Convert the map RDD into dataframe

I am using Spark 1.6.0, I have input map RDD (key,value) pair and want to convert to dataframe.
Input format RDD:
((1, A, ABC), List(pz,A1))
((2, B, PQR), List(az,B1))
((3, C, MNR), List(cs,c1))
Output format:
+----+----+-----+----+----+
| c1 | c2 | c3 | c4 | c5 |
+----+----+-----+----+----+
| 1 | A | ABC | pz | A1 |
+----+----+-----+----+----+
| 2 | B | PQR | az | B1 |
+----+----+-----+----+----+
| 3 | C | MNR | cs | C1 |
+----+----+-----+----+----+
Can someone help me on this.
I would suggest you to go with datasets as datasets are optimized and typesafe dataframes.

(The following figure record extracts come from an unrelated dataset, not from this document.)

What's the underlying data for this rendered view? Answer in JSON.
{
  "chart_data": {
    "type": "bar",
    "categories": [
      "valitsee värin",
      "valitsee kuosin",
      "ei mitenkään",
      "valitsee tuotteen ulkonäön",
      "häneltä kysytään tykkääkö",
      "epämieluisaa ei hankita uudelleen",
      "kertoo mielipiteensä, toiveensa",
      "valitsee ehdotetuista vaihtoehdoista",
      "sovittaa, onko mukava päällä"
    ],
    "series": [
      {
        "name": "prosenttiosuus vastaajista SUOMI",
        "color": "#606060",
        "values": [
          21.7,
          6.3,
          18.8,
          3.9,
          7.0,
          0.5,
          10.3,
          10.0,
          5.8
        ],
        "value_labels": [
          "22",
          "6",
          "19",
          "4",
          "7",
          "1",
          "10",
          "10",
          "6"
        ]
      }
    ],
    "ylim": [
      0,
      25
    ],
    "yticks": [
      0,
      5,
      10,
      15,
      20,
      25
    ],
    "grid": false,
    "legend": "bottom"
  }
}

first you need to create a case class as
case class table(c1: Int, c2: String, c3: String, c4:String, c5:String)
then you would just need a map function to parse your data to the case class and call .toDS
rdd.map(x => table(x._1._1, x._1._2, x._1._3, x._2(0), x._2(1))).toDS().show()
you should have following output
+---+---+---+---+---+
| c1| c2| c3| c4| c5|
+---+---+---+---+---+
| 1| A|ABC| pz| A1|
| 2| B|PQR| az| B1|
| 3| C|MNR| cs| c1|
+---+---+---+---+---+
you can use dataframe as well, for that you can use .toDF() instead of .toDS().

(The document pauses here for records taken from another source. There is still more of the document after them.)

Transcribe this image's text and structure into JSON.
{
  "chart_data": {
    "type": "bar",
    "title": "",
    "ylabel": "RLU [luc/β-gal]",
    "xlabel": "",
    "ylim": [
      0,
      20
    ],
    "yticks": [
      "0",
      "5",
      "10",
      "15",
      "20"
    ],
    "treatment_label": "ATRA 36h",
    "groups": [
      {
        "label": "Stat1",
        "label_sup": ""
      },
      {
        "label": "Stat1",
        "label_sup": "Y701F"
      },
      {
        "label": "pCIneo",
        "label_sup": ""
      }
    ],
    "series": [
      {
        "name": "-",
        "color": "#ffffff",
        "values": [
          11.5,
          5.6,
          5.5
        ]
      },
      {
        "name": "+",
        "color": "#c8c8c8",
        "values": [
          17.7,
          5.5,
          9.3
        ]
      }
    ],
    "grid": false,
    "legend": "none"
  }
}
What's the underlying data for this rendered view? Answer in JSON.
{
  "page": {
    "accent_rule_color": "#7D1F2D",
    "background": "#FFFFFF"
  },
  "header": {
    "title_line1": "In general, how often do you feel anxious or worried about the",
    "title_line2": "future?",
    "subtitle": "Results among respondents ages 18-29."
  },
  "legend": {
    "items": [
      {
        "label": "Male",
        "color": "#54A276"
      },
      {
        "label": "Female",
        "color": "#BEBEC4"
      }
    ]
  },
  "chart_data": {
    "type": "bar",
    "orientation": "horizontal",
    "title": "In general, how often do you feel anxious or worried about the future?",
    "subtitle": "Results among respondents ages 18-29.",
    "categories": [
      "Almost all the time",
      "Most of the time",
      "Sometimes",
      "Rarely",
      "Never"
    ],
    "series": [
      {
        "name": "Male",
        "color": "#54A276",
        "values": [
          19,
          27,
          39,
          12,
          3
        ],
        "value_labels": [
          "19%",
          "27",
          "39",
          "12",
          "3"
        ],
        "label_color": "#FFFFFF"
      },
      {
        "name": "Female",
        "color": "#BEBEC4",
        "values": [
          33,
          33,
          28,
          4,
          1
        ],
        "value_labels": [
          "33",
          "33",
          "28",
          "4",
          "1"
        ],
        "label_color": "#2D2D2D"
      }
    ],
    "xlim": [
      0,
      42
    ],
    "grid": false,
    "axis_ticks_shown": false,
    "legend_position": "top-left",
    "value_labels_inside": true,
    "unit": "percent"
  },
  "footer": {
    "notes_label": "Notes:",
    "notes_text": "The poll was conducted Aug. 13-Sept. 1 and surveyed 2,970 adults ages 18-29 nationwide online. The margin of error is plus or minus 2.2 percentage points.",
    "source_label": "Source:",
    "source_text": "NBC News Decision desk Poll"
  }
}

val a = Seq(((1,"A","ABC"),List("pz","A1")),((2, "B", "PQR"),
List("az","B1")),((3,"C", "MNR"), List("cs","c1")))
val a1 = sc.parallelize(a);
val a2 = a1.map(rec=>
(rec._1._1,rec._1._2,rec._1._3,rec._2(0),rec._2(1))).toDF()
a2.show()
+---+---+---+---+---+
| _1| _2| _3| _4| _5|
+---+---+---+---+---+
| 1| A|ABC| pz| A1|
+---+---+---+---+---+
| 2 | B |PQR| az| B1|
+---+---+---+---+---+
| 3 | C |MNR| cs| C1|